BATON ROUGE (AP) — More students than ever are either graduating from Louisiana's community and technical colleges or transferring from the two-year programs to traditional universities.
The Advocate’s Rebekah Allen reports the Louisiana Community and Technical College System released data Tuesday that says 28,853 students graduated from one of its programs in the 2015-2016 school year. That's up 26 percent over last year, and 46 percent more than graduates from 2014.
However, LCTCS's definition of a graduate includes any student who got a degree or received an industry or professional credential. Some of the credential courses take less than a year to receive.
Eighty percent of their graduates received degrees or certifications in "high-demand, high-income fields," as defined by the Louisiana Workforce Commission, in areas including industrial production, allied health, construction crafts, computer science, manufacturing and accounting.
"We've had difficult times financially, but we've made the hard decisions to cut programs that aren't as high in demand," said LCTCS President Monty Sullivan. "It means these graduates are going to earn a good living."

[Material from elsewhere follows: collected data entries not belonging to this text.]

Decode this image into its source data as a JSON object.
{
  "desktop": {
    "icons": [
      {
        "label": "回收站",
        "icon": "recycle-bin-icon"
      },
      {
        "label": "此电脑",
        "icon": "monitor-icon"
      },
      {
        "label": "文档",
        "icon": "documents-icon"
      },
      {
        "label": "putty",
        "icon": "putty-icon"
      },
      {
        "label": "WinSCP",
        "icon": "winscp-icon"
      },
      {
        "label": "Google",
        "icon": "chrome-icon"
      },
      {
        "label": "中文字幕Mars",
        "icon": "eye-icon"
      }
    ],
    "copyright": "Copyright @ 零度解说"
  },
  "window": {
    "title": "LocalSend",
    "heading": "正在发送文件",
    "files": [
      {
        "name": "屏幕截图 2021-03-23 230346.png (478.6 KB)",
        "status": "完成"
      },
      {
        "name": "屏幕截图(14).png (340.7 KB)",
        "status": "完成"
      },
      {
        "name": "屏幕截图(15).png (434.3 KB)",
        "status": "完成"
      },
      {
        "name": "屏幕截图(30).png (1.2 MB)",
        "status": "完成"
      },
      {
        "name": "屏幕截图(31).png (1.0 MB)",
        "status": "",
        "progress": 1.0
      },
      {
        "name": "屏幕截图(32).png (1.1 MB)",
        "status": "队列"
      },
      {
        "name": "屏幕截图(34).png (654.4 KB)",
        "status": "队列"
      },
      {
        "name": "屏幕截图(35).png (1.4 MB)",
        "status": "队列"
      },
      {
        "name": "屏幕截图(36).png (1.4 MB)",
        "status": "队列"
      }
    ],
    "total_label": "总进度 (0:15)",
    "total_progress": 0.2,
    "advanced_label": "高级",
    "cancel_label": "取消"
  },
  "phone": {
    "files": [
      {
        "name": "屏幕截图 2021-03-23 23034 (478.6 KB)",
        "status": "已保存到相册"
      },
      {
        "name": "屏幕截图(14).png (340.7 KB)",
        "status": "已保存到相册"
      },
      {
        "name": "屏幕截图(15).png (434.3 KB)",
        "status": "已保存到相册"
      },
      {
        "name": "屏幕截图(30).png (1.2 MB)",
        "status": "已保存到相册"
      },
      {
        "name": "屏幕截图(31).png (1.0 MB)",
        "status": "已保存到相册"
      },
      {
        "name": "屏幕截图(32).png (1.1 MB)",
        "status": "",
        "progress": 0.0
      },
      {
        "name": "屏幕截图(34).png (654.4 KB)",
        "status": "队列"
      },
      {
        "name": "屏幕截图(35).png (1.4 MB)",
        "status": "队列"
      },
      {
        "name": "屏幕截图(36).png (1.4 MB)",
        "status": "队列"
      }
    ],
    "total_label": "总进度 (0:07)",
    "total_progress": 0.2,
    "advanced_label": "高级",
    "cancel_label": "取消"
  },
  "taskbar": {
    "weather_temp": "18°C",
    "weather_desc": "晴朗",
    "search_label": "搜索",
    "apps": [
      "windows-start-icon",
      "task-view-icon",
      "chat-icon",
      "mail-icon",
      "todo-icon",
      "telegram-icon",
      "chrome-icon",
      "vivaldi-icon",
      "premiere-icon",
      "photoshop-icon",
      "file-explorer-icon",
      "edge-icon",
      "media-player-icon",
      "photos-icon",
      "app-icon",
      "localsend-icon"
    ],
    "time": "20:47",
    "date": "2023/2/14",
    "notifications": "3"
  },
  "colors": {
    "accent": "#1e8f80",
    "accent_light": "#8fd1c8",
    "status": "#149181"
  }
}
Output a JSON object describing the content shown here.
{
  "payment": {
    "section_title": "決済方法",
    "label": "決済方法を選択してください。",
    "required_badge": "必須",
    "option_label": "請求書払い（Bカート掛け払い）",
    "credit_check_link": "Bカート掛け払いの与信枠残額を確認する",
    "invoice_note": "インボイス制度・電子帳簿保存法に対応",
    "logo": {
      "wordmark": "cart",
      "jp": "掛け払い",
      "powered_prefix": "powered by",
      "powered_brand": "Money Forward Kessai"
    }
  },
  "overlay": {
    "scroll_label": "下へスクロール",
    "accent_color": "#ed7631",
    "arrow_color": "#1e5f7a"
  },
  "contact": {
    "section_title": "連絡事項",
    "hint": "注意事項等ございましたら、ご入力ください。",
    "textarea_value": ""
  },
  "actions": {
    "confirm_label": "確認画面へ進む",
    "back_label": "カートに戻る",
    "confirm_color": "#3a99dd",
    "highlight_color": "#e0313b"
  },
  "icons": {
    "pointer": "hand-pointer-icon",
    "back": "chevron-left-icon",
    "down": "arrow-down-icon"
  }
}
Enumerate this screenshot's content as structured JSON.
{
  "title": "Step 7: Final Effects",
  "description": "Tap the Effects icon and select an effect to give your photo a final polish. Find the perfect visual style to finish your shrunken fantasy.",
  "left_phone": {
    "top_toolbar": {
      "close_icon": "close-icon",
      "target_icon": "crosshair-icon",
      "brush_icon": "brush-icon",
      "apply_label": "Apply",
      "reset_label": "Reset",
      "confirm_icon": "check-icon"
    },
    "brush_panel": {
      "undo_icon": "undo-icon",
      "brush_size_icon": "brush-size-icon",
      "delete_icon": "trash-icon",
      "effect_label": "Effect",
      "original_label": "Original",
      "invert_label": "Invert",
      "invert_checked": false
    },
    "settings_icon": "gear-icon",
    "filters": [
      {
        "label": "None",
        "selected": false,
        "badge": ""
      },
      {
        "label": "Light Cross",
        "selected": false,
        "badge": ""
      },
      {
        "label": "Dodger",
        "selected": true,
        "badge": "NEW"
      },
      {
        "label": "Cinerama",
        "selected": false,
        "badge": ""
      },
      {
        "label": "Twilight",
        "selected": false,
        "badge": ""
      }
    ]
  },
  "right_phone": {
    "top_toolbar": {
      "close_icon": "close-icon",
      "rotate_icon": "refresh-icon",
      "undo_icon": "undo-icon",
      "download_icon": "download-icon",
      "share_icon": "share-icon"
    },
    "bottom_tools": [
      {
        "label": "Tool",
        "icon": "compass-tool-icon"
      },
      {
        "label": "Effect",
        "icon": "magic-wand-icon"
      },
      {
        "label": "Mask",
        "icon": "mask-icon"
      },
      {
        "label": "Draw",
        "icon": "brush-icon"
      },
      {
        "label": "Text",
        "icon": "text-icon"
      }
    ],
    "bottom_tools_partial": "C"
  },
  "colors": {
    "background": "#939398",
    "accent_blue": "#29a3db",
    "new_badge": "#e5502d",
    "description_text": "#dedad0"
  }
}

In recent years, LCTCS has cut over 500 programs across its 13 campuses, scaling back "soft" degree programs like cosmetology, carpentry and barbering.
LCTCS has taken to using its own data, eschewing traditional performance metrics released by the state and federal government. Sullivan has argued that the graduation and transfer rates released by the state hold two-year schools to unrealistic standards of four-year universities.
LCTCS also announced that it had 15,805 students who transferred from one of its schools to a university, which included 1,708 to LSU, 1,843 who transferred to the University of Louisiana-Lafayette and 2,170 students who transferred to Southeastern Louisiana University.
The system says that transfers have increased exponentially since 2014 when it counted 2,149. But, Sullivan said their definition of transfer also has been broadened over those years, which means it's not an apples to apples comparison.